Dubai: The US Federal Reserve on Wednesday raised interest rates as widely anticipated. GCC countries (except Kuwait) with their currencies pegged to the US dollar have announced further rate hikes tracking the Fed rates, implying an automatic tightening of monetary policy.
Analysts expect two more rate hikes this year, implying higher cost of funds for GCC borrowers.
“We have now seen seven rate hikes in the cycle that began in December 2015, with a tightening move each quarter since the end of 2016 (including the reversal of quantitative easing in September last year). The “dot plot” now points to four rate hikes in total in 2018 (compared to three before), with another three in 2019 and one in 2020,” said Richard Jerram, Chief Economist of Bank of Singapore.
The rate hike trajectory appears incremental and is largely justified by economists based on the US economic data relating to unemployment and inflation. The Fed expects the US unemployment rate to be below the target and inflation above the target by the end of this year, warranting a relatively hawkish approach to rates, going forward.
The UAE Central Bank said on Thursday that it was raising its repo rate by 25 basis points to 2.25 per cent and increasing interest rates on certificates of deposits by the same margin.
The move came after the US Federal Reserve decided to raise its target range for the federal funds interest rate by a quarter of a percentage point, to between 1.75 per cent and 2 per cent.
On Wednesday, Saudi Arabia’s central bank also said that it was increasing its reverse repo rate, the rate at which commercial banks deposit money with the central bank, by 25 basis points to 2 per cent from 1.75 per cent. It also raised its repo rate, at which it lends to banks, by 25 basis point to 2.5 per cent.
Bahrain’s central bank also raised its key policy interest rate by 25 basis points. The interest rate on the one-week deposit facility was raised to 2.25 per cent from 2 per cent, while the overnight deposit rate was raised to 2 per cent from 1.75 per cent.
Qatar’s central bank said on Thursday that it was raising its deposit rate by 25 basis points to 2 per cent. Meanwhile Kuwait’s central bank said on Wednesday it will maintain its discount rate unchanged at 3 per cent.
Rising interest rates combined with the strengthening dollar could mean some headwinds for the GCC economies that faced deeper than expected economic slowdown in 2017. In the GCC, overall GDP fell by 0.2 per cent last year, with Saudi Arabia witnessing its first economic contraction since 2009. The International Monetary Fund (IMF) in its latest regional economic outlook has revised growth outlook downward for most GCC countries.
Relative to the forecasts in the October outlook, with the pickup in oil prices, prospects for oil exporters have improved somewhat with a positive revision to 2019 IMF growth outlook.
While the expiration of the output cut deal by Opec and its allies this year, combined with a slower approach to fiscal reforms, is expected to boost growth from the end of this year, rising interest rates could pose challenges to cost of funds for many GCC countries that have been heavily dependent on market funding to bridge fiscal deficits.
Although public debt remains manageable for most GCC oil exporters, the rapid build-up of debt in some of them is a cause for concern, according to the IMF. Debt has increased by an average of 10 percentage points of GDP each year since 2013, with countries financing large fiscal deficits through a combination of drawdowns of buffers and increased domestic and foreign borrowing.
Looking ahead, several factors are likely to continue to drive debt upward for GCC countries.
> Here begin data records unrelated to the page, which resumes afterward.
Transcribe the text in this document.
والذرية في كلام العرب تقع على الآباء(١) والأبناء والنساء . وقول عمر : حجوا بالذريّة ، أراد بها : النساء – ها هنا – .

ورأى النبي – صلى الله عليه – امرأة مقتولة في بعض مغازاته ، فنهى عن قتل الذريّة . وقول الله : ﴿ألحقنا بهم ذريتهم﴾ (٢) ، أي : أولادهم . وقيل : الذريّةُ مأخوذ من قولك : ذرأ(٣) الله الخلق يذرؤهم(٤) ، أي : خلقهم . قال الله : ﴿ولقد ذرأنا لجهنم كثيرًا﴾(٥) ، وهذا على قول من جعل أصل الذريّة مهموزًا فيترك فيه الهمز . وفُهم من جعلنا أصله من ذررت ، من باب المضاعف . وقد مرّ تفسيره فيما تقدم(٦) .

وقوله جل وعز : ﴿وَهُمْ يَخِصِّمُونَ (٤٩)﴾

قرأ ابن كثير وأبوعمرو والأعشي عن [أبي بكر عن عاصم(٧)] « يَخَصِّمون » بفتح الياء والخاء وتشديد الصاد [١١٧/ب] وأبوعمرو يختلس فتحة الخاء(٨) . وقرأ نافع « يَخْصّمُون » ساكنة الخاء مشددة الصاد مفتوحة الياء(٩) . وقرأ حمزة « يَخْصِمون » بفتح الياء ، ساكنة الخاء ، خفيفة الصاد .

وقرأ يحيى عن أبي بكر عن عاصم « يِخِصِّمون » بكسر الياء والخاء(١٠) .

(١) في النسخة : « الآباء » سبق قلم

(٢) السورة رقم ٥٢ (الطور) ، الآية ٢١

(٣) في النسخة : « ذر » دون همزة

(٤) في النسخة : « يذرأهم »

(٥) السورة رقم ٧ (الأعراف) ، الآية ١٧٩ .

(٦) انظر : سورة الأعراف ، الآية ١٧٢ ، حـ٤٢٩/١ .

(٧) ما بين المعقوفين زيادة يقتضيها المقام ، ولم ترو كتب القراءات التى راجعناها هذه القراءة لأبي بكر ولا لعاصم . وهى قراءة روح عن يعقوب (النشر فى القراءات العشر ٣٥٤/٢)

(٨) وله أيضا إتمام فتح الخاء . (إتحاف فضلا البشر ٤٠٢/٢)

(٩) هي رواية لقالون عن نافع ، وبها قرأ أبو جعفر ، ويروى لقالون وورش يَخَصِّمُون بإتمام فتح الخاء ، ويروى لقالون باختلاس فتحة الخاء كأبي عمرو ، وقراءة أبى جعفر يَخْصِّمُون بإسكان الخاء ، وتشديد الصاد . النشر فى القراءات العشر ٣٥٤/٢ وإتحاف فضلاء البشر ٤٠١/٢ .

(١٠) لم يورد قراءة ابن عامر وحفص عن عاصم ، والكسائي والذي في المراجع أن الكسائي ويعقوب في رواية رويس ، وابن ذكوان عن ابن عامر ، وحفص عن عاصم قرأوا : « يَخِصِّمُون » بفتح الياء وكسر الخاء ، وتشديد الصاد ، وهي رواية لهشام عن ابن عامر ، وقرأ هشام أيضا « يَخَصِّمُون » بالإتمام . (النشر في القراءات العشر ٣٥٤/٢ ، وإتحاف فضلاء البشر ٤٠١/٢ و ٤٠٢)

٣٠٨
These include the slower pace of fiscal consolidation, weak growth prospects, and the possibility of higher financing costs given the expected monetary policy tightening in advanced economies.
Given anticipated financing needs — cumulative overall fiscal deficits of the oil exporting countries from the region are projected to be $294 billion in 2018-22, while cumulative government debt amortizations amount to $71 billion for the same horizon — countries are increasingly vulnerable to a sudden tightening of global financial conditions.
An additional amount of $312 billion of nongovernment-issued international debt (of which almost 40 per cent corresponds to state-owned enterprises) is coming due over the next five years.
“The fiscal impact these debts could be larger if along with the rising interest rates, these countries also experience a sudden stop in international market access that leads to a materialisation of fiscal contingent liabilities,” said a recent IMF report.